Хотя, конечно, учебник получился более совершенным, чем сам Джеймс Грэдд собственной персоной. Грэдд ведь, как известно, не был профессиональным торговцем, как не был он профессионалом вообще нигде и ни в чём. Когда-то Грэдд окончил математический факультет, но на науку ему не хватало терпения. Он консультировал в семи конторах по поводу вложения и размещения средств, своими же средствами (у него были очень неплохие доходы) сорил и разбрасывался совершенно бездарно. Он мог бы, например, накопить какой-то капитал и вложить его в ценные бумаги; он мог бы, в конце концов, взять кредит, – ему бы всякий дал! – и основать собственную инвестиционную компанию. Грэдд ничего этого не делал. Он предпочитал снимать слишком дорогую квартиру (там он катал шары и ссорился с женой), питаться чёрной икрой и играть в гольф. Если же ему пытались вручить деньги в управление, Грэдд неизменно отказывался.

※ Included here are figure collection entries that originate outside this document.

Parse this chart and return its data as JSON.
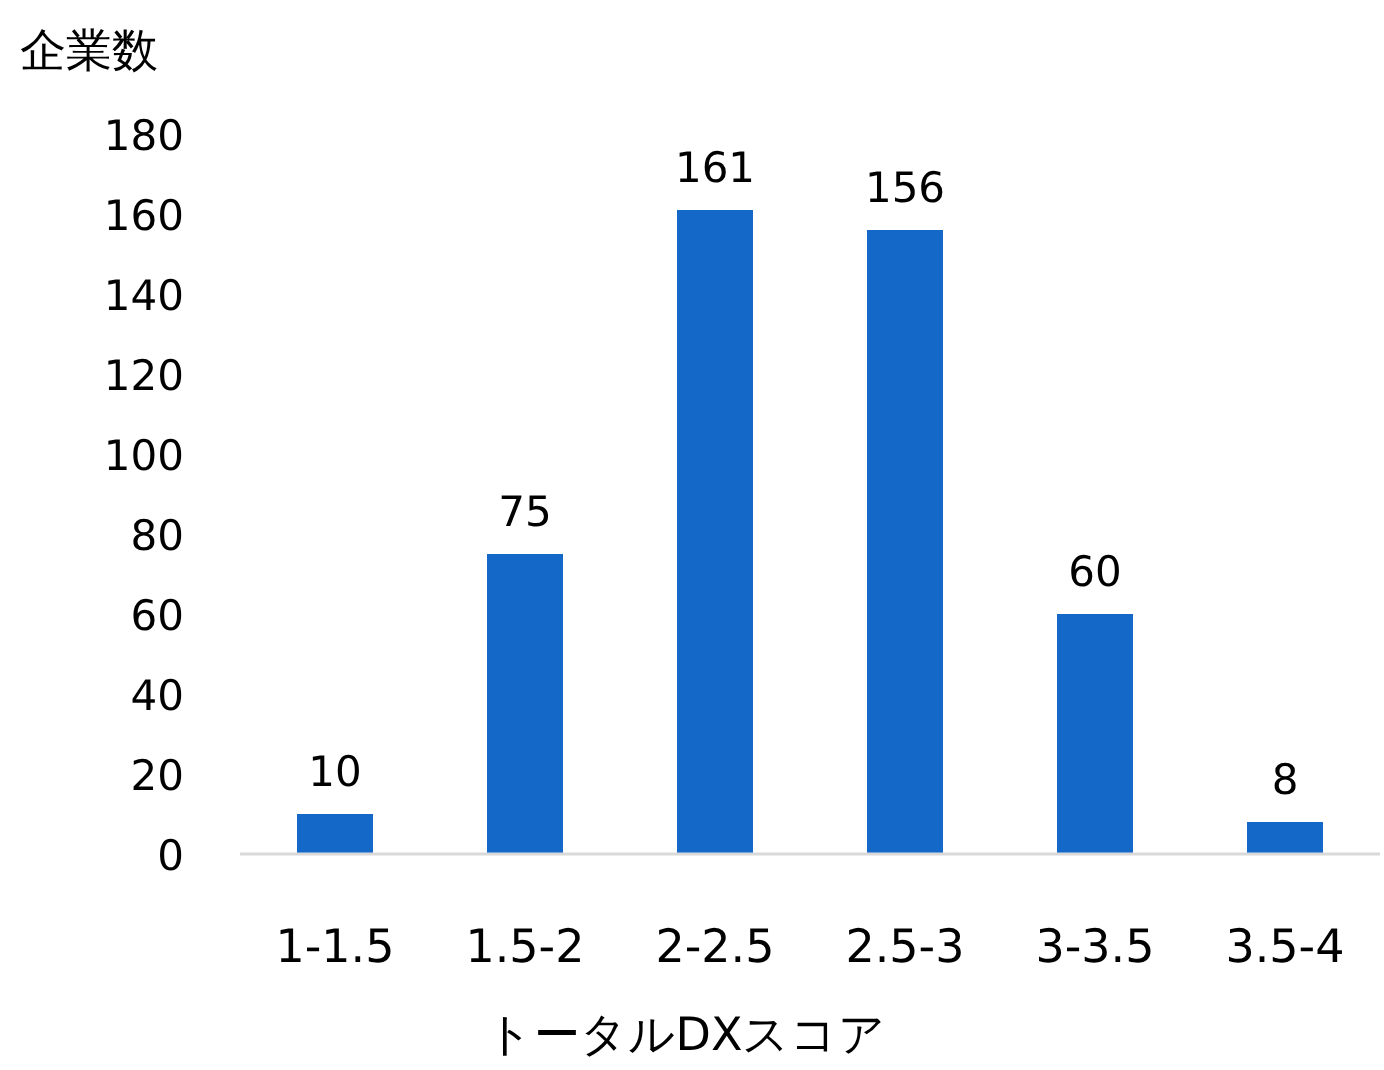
{
  "chart_data": {
    "type": "bar",
    "ylabel": "企業数",
    "xlabel": "トータルDXスコア",
    "categories": [
      "1-1.5",
      "1.5-2",
      "2-2.5",
      "2.5-3",
      "3-3.5",
      "3.5-4"
    ],
    "values": [
      10,
      75,
      161,
      156,
      60,
      8
    ],
    "color": "#1468c8",
    "ylim": [
      0,
      180
    ],
    "yticks": [
      0,
      20,
      40,
      60,
      80,
      100,
      120,
      140,
      160,
      180
    ],
    "data_labels": true
  }
}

– Я не хочу чувствовать себя стеснённым! – объяснял он.

Грэдда перекашивало, правую бровь он поддёргивал кверху. Грэдд был высок и костляв и, когда стоял, запрокидывал голову к потолку. Руки у Грэдда не просто дрожали, а ходуном ходили; о нём говорили, что он «мимо чашки пакетиком чая два раза промахивается», а поджигая сигарету зажигалкой, он не раз подпаливал себе брови и ресницы. Он просачивался в двери. Он незаметно присаживался в кресло, скрючивался, скукоживался, поджигал сигарету. Все взгляды обращались к нему, но Грэдд этого не замечал – он корчил кислую рожу, мял лицо ладонью и мало-помалу начинал говорить, поначалу выцеживая слова с таким усилием, будто каждое из них давалось ему ценой невообразимых мук. Потом Грэдд слегка расходился, приходил в некое подобие волнения (если можно вообще говорить о волнении применительно к Грэдду), скрючивался ещё сильнее, вжимался в кресло, иногда, в увлечении, залезал на него с ногами, а иногда, наоборот, бросался шагать взад-вперёд по залу.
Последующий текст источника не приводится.